My own profession – academia – has made relatively little use of independent publishing models. The usual example is the “working paper”, where draft research findings are assembled into documents prepared on a photocopier and cheaply bound. This is often a stepping-stone to something more professional-looking and permanent, a volume produced by a commercial publisher or a university press.

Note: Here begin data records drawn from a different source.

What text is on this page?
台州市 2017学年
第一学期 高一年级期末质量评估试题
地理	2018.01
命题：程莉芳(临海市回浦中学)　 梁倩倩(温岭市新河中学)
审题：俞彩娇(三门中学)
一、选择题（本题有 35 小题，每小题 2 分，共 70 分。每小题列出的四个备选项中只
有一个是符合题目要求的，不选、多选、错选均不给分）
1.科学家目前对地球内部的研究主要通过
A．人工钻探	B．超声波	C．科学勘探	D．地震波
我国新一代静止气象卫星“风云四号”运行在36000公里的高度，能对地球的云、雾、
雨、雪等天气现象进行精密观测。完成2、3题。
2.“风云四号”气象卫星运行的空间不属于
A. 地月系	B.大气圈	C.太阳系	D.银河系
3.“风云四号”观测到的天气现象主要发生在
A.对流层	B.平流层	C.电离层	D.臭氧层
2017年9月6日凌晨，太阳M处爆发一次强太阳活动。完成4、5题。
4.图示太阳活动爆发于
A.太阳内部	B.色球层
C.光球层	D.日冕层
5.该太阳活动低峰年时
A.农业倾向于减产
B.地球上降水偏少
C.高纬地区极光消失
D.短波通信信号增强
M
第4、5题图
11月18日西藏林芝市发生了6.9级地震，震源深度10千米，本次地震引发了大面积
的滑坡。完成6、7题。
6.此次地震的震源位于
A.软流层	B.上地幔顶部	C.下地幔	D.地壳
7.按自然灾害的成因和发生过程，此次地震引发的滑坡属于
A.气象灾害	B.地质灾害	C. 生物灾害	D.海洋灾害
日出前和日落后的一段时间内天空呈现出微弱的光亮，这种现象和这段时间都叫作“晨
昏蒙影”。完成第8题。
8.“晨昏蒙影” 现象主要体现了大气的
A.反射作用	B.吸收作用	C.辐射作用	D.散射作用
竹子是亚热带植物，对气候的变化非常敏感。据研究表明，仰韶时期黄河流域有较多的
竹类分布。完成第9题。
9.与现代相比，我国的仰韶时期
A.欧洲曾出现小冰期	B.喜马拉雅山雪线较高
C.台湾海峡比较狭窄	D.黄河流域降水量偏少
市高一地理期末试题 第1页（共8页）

That last step can be tricky. Many academic topics are highly specialised, and will not sell the one-to-3000 copies that university presses and commercial publishers find viable. Sometimes a subsidy to a publisher helps to ease the way, if an author can raise thousands of dollars from their university or external sources. In the current economic climate, this isn’t easy. But a specialised project is not necessarily a culturally or intellectually irrelevant one. The vast bulk of academic publishing takes place in intellectual journals, many of which have small, highly-targeted readerships and survive on library subscriptions. Although authors are unpaid, and their articles read by relatively few people, no-one seriously disputes the journals’ contribution to the academic debate.

But there are opportunities here too. Peer review, the pre-publication scrutiny of our colleagues, is the cornerstone of academic publishing. We ought not – and usually we cannot – leap into print without taking others’ feedback into account. But peer review is based on the non-profit co-operative ideals of collegiality and reciprocity. These ideals are highly compatible with democratic publishing models. Groups of scholars could pool resources, arrange peer-review, copy editing and indexing. They might pay for a designer or typesetter to use the layout software – or upskill and do it themselves. The costs of digital or offset printing could be underwritten by the author or the collective. An eBook option would entirely remove printing costs from the equation.

In this way of working, no-one can corner the market. Any group of people can convene, choose their field, and work in whichever way they choose. In a digitally-connected world, global co-operations are possible as well as local ones. These kinds of arrangements might provide an alternative to the specialist global academic publishers, some of whom charge very high retail prices. Many authors work on a project for years only to end up with a short-run book that retails for up to $150. Like the journals, these books are aimed at the academic library market. Unfortunately, their price means they find few buyers among the authors’ peers. But collaborative digital or eBook publishing may facilitate more affordable books.

Marketing and distribution seem the hardest nuts to crack. A great many books compete for public attention and few, even those published commercially, receive much airtime. Once again, though, technology offers some options. Websites dedicated to a book or a publishing venture, social networking sites, blogs and specialist email lists offer a way in; niches can be worked and likely audiences targeted. What about sales? A specialist book distributor may take 20 per cent of the recommended retail price, leaving the author with only 35 per cent when the bookshop’s discount is factored in. Many second sector authors use other sales modes instead: they sell direct to independent bookshops and on their own and others’ websites.

If it takes a community to make a book, much as it does to raise a child, those communities take various forms. They might involve a commercial publisher, as Mates and Lovers did, or the second sector, where authors join a co-operative or draw from the talents of their friends and networks. Democracy, comradeship, small-scale publishing and, soon, another book whose pages overflow with “manly attachments” – I reckon Walt Whitman would approve.